On Pomona College Week: What is the Random Forest prediction model?
Jo Hardin, professor of math and statistics and Hardison Chair of analytical thinking, explores how it works.
Jo Hardin is Professor of Mathematics & Statistics and Hardison Chair of Analytical Thinking at Pomona College. Her research areas include machine learning, methods development for biological high throughput data, and statistics & data science education. She has an active undergraduate research group and seeks to find ways to make statistics and data science more accessible. She recently co-authored the online and complete free introductory statistics textbook, Introduction to Modern Statistics.
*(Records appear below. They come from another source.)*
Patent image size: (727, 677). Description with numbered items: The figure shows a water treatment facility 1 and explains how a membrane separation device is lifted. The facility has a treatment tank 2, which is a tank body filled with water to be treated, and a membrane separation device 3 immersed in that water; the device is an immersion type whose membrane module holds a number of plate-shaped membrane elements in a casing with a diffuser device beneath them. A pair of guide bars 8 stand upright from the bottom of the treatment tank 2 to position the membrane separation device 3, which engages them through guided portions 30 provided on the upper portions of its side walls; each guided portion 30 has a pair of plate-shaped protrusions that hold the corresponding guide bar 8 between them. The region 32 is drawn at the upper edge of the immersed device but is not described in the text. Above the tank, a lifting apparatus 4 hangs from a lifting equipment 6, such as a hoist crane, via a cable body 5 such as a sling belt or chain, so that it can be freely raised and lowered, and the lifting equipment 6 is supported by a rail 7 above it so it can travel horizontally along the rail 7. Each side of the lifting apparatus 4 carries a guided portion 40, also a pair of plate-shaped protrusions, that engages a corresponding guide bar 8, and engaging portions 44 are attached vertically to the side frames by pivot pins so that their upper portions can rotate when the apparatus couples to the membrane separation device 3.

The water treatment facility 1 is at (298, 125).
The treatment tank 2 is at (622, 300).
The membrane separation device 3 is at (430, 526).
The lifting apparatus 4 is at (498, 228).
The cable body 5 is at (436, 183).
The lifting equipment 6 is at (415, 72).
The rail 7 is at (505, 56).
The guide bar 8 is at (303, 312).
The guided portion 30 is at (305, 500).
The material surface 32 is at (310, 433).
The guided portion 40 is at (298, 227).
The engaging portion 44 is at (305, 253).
When not working with students or on her research, she loves running, hiking, and jigsaw puzzles.
A Unified Framework for Random Forest Prediction Error Estimation
From Netflix to Amazon, our lives are awash in models predicting individual preferences. Instead of predicting a distinct item like a movie or book, a different sub-class of models predicts a numerical outcome. For example, we might be interested in models predicting how much an individual will spend at Target, how much electricity an individual home will use, or how many months it will take someone to recover from a particular surgery.
My research focuses on the Random Forest prediction model. It takes a set of variables, like where the family heating their home lives, the type of heating system, and how old and how big the home is, to predict a specific numerical value—such as how many kilowatt hours of electricity the family will use. We know that the model isn’t perfect, so we take the predicted value with a grain of salt.
For example, the model might predict that this home will use 1000 kilowatt hours of electricity. But for the model to be most useful, you would also want to know if the prediction estimate is 1000 plus-or-minus 100 kilowatts, or whether the prediction estimate is 1000 plus-or-minus 10 kilowatt hours. Instead of a single estimate, there is usually a prediction interval.
One distinct aspect of Random Forests is that the model uses partitioned data. Some parts of the data build the model, while other parts independently assess the model. We take advantage of the data splits by using the independent observations to measure individual variability. In that way, we have come up with a method for calculating interval estimates for every unique individual in the dataset.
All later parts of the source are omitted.